Determining if a house is insured also could be tricky.
According to the Minnesota Department of Commerce, state-chartered banks are required to maintain insurance on their foreclosed properties. But the rules do not apply to nationally chartered banks, over which the state does not have jurisdiction.
As a result, it's often not clear if those lenders have insurance on their foreclosed homes.
In Kulda's experience, many of the big institutions don't.
"I think for the larger lenders who are going through this, the chances of them buying an insurance policy is pretty small," he said. "They probably did something to assume the risks on their own. And if that's the case, there could be many properties in north Minneapolis that are not insured if they were lender-owned and vacant at the time."
But some real estate experts dispute that.
Rick Sharga, a senior vice president for the foreclosure research firm RealtyTrac, believes many lenders have liability or hazard insurance on the foreclosed homes. But he and Kulda both agree that figuring out the insurance question will require case by case assessments.
Even if a lender has insured a foreclosed property, that doesn't necessarily mean it will want to pay for tornado-related repairs, Sharga said.

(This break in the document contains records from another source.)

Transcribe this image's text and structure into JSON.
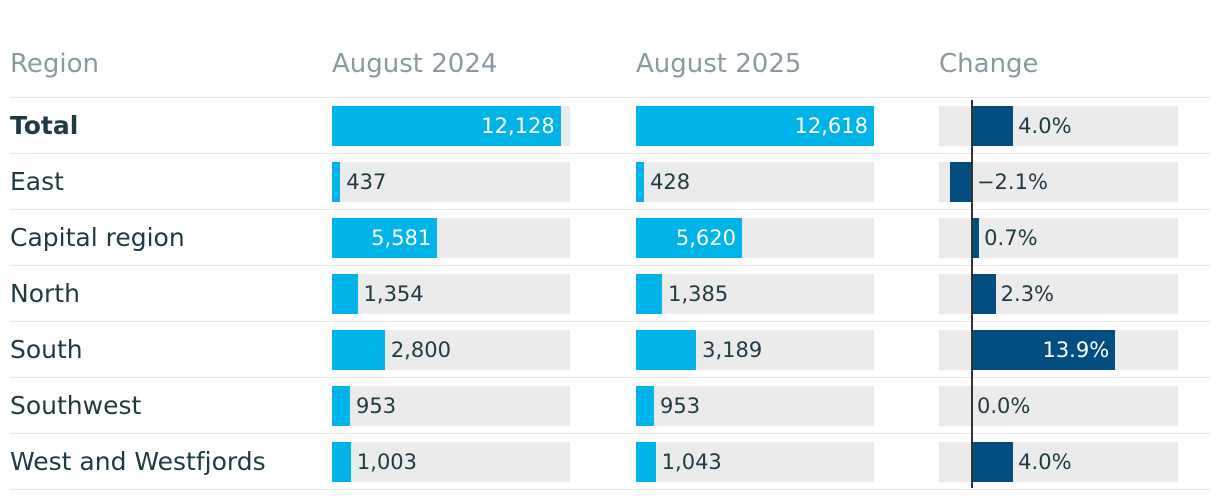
{
  "columns": [
    "Region",
    "August 2024",
    "August 2025",
    "Change"
  ],
  "colors": {
    "value_bar": "#00b4ea",
    "change_bar": "#004e82",
    "track": "#ebebeb",
    "text_dark": "#1e3a44",
    "header_text": "#8a9aa2",
    "label_on_bar": "#ffffff"
  },
  "chart_data": {
    "type": "table",
    "value_axis_max": 12618,
    "change_axis_range": [
      -3.2,
      20
    ],
    "rows": [
      {
        "region": "Total",
        "bold": true,
        "aug2024": 12128,
        "aug2024_label": "12,128",
        "aug2025": 12618,
        "aug2025_label": "12,618",
        "change": 4.0,
        "change_label": "4.0%"
      },
      {
        "region": "East",
        "aug2024": 437,
        "aug2024_label": "437",
        "aug2025": 428,
        "aug2025_label": "428",
        "change": -2.1,
        "change_label": "−2.1%"
      },
      {
        "region": "Capital region",
        "aug2024": 5581,
        "aug2024_label": "5,581",
        "aug2025": 5620,
        "aug2025_label": "5,620",
        "change": 0.7,
        "change_label": "0.7%"
      },
      {
        "region": "North",
        "aug2024": 1354,
        "aug2024_label": "1,354",
        "aug2025": 1385,
        "aug2025_label": "1,385",
        "change": 2.3,
        "change_label": "2.3%"
      },
      {
        "region": "South",
        "aug2024": 2800,
        "aug2024_label": "2,800",
        "aug2025": 3189,
        "aug2025_label": "3,189",
        "change": 13.9,
        "change_label": "13.9%"
      },
      {
        "region": "Southwest",
        "aug2024": 953,
        "aug2024_label": "953",
        "aug2025": 953,
        "aug2025_label": "953",
        "change": 0.0,
        "change_label": "0.0%"
      },
      {
        "region": "West and Westfjords",
        "aug2024": 1003,
        "aug2024_label": "1,003",
        "aug2025": 1043,
        "aug2025_label": "1,043",
        "change": 4.0,
        "change_label": "4.0%"
      }
    ]
  }
}
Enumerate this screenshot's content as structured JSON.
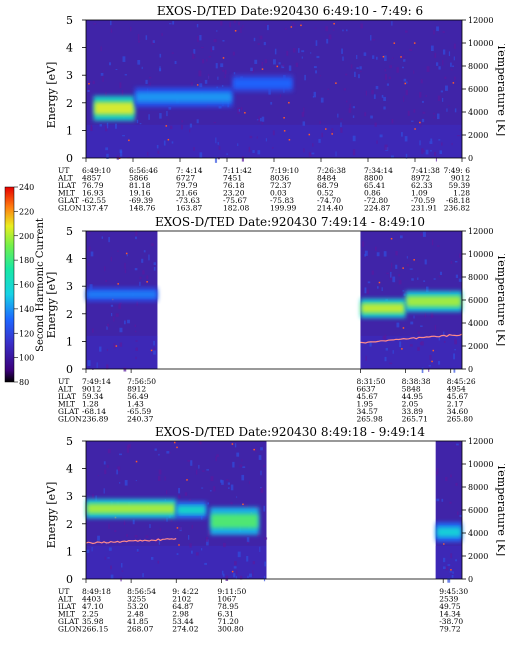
{
  "colorbar": {
    "label": "Second Harmonic Current",
    "ticks": [
      "80",
      "100",
      "120",
      "140",
      "160",
      "180",
      "200",
      "220",
      "240"
    ]
  },
  "chart_data": [
    {
      "type": "heatmap",
      "title": "EXOS-D/TED   Date:920430  6:49:10 - 7:49: 6",
      "ylabel": "Energy [eV]",
      "y2label": "Temperature [K]",
      "ylim": [
        0,
        5
      ],
      "y2lim": [
        0,
        12000
      ],
      "yticks": [
        "0",
        "1",
        "2",
        "3",
        "4",
        "5"
      ],
      "y2ticks": [
        "0",
        "2000",
        "4000",
        "6000",
        "8000",
        "10000",
        "12000"
      ],
      "row_labels": [
        "UT",
        "ALT",
        "ILAT",
        "MLT",
        "GLAT",
        "GLON"
      ],
      "columns": [
        [
          "6:49:10",
          "4857",
          "76.79",
          "16.93",
          "-62.55",
          "137.47"
        ],
        [
          "6:56:46",
          "5866",
          "81.18",
          "19.16",
          "-69.39",
          "148.76"
        ],
        [
          "7: 4:14",
          "6727",
          "79.79",
          "21.66",
          "-73.63",
          "163.87"
        ],
        [
          "7:11:42",
          "7451",
          "76.18",
          "23.20",
          "-75.67",
          "182.08"
        ],
        [
          "7:19:10",
          "8036",
          "72.37",
          "0.03",
          "-75.83",
          "199.99"
        ],
        [
          "7:26:38",
          "8484",
          "68.79",
          "0.52",
          "-74.70",
          "214.40"
        ],
        [
          "7:34:14",
          "8800",
          "65.41",
          "0.86",
          "-72.80",
          "224.87"
        ],
        [
          "7:41:38",
          "8972",
          "62.33",
          "1.09",
          "-70.59",
          "231.91"
        ],
        [
          "7:49: 6",
          "9012",
          "59.39",
          "1.28",
          "-68.18",
          "236.82"
        ]
      ],
      "data_spans": [
        [
          0,
          1
        ]
      ],
      "bands": [
        {
          "start": 0.02,
          "end": 0.13,
          "center_eV": 1.8,
          "width_eV": 0.9,
          "level": 1.0
        },
        {
          "start": 0.13,
          "end": 0.39,
          "center_eV": 2.2,
          "width_eV": 0.7,
          "level": 0.35
        },
        {
          "start": 0.39,
          "end": 0.55,
          "center_eV": 2.7,
          "width_eV": 0.6,
          "level": 0.25
        }
      ]
    },
    {
      "type": "heatmap",
      "title": "EXOS-D/TED   Date:920430  7:49:14 - 8:49:10",
      "ylabel": "Energy [eV]",
      "y2label": "Temperature [K]",
      "ylim": [
        0,
        5
      ],
      "y2lim": [
        0,
        12000
      ],
      "yticks": [
        "0",
        "1",
        "2",
        "3",
        "4",
        "5"
      ],
      "y2ticks": [
        "0",
        "2000",
        "4000",
        "6000",
        "8000",
        "10000",
        "12000"
      ],
      "row_labels": [
        "UT",
        "ALT",
        "ILAT",
        "MLT",
        "GLAT",
        "GLON"
      ],
      "columns": [
        [
          "7:49:14",
          "9012",
          "59.34",
          "1.28",
          "-68.14",
          "236.89"
        ],
        [
          "7:56:50",
          "8912",
          "56.49",
          "1.43",
          "-65.59",
          "240.37"
        ],
        [
          "8:31:50",
          "6637",
          "45.67",
          "1.95",
          "34.57",
          "265.98"
        ],
        [
          "8:38:38",
          "5848",
          "44.95",
          "2.05",
          "33.89",
          "265.71"
        ],
        [
          "8:45:26",
          "4954",
          "45.67",
          "2.17",
          "34.60",
          "265.80"
        ]
      ],
      "data_spans": [
        [
          0,
          0.19
        ],
        [
          0.73,
          1
        ]
      ],
      "bands": [
        {
          "start": 0.0,
          "end": 0.19,
          "center_eV": 2.7,
          "width_eV": 0.5,
          "level": 0.3
        },
        {
          "start": 0.73,
          "end": 0.85,
          "center_eV": 2.2,
          "width_eV": 0.7,
          "level": 0.95
        },
        {
          "start": 0.85,
          "end": 1.0,
          "center_eV": 2.45,
          "width_eV": 0.75,
          "level": 0.9
        }
      ],
      "temperature_trace": {
        "start": 0.73,
        "end": 1.0,
        "from_eV": 0.95,
        "to_eV": 1.25
      }
    },
    {
      "type": "heatmap",
      "title": "EXOS-D/TED   Date:920430  8:49:18 - 9:49:14",
      "ylabel": "Energy [eV]",
      "y2label": "Temperature [K]",
      "ylim": [
        0,
        5
      ],
      "y2lim": [
        0,
        12000
      ],
      "yticks": [
        "0",
        "1",
        "2",
        "3",
        "4",
        "5"
      ],
      "y2ticks": [
        "0",
        "2000",
        "4000",
        "6000",
        "8000",
        "10000",
        "12000"
      ],
      "row_labels": [
        "UT",
        "ALT",
        "ILAT",
        "MLT",
        "GLAT",
        "GLON"
      ],
      "columns": [
        [
          "8:49:18",
          "4403",
          "47.10",
          "2.25",
          "35.98",
          "266.15"
        ],
        [
          "8:56:54",
          "3255",
          "53.20",
          "2.48",
          "41.85",
          "268.07"
        ],
        [
          "9: 4:22",
          "2102",
          "64.87",
          "2.98",
          "53.44",
          "274.02"
        ],
        [
          "9:11:50",
          "1067",
          "78.95",
          "6.31",
          "71.20",
          "300.80"
        ],
        [
          "9:45:30",
          "2539",
          "49.75",
          "14.34",
          "-38.70",
          "79.72"
        ]
      ],
      "data_spans": [
        [
          0,
          0.48
        ],
        [
          0.93,
          1
        ]
      ],
      "bands": [
        {
          "start": 0.0,
          "end": 0.24,
          "center_eV": 2.55,
          "width_eV": 0.7,
          "level": 0.9
        },
        {
          "start": 0.24,
          "end": 0.32,
          "center_eV": 2.5,
          "width_eV": 0.6,
          "level": 0.55
        },
        {
          "start": 0.33,
          "end": 0.46,
          "center_eV": 2.1,
          "width_eV": 1.0,
          "level": 0.75
        },
        {
          "start": 0.93,
          "end": 1.0,
          "center_eV": 1.7,
          "width_eV": 0.7,
          "level": 0.5
        }
      ],
      "temperature_trace": {
        "start": 0.0,
        "end": 0.24,
        "from_eV": 1.3,
        "to_eV": 1.45
      }
    }
  ]
}
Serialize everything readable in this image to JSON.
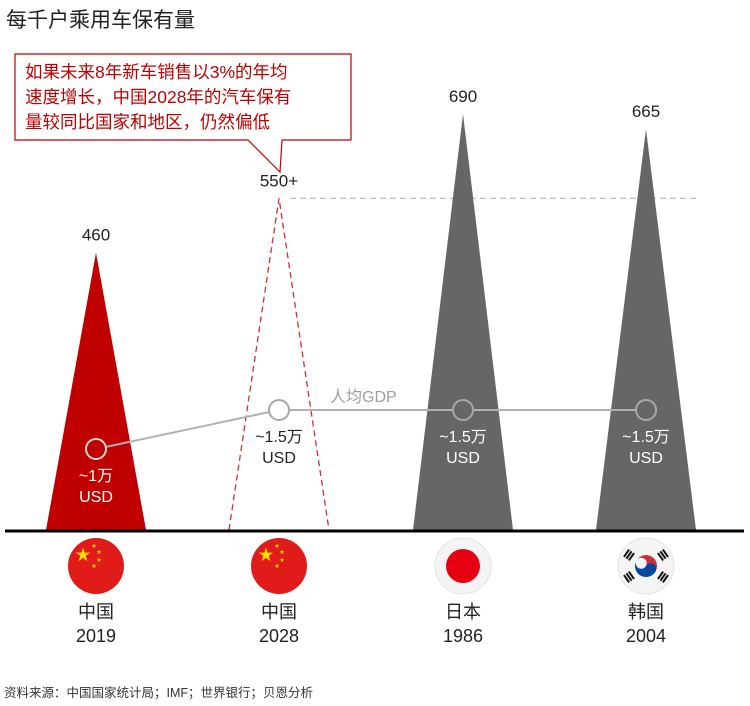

"The real question becomes the costs of building the property versus what it would be insured for," he said. "It really comes down to an economic decision. The more it's going to cost the lender out of pocket, the less likely they are going to invest money in hopes of recouping something."
Under those circumstances, some lenders may walk away from the properties, potentially leaving the city to deal with them.
Minneapolis officials have held out hope that repairing or tearing down some of the tornado-ravaged foreclosed and vacant properties could help the city to eliminate some of the eyesores.
But if lenders saddle the city with the bill to raze those structures, the improvements could come at a big cost -- and result in a heap of litigation.
Sharga said there are still unsettled lawsuits going back and forth between insurance companies, lenders, and municipalities in Louisiana, nearly six years after Hurricane Katrina decimated homes there.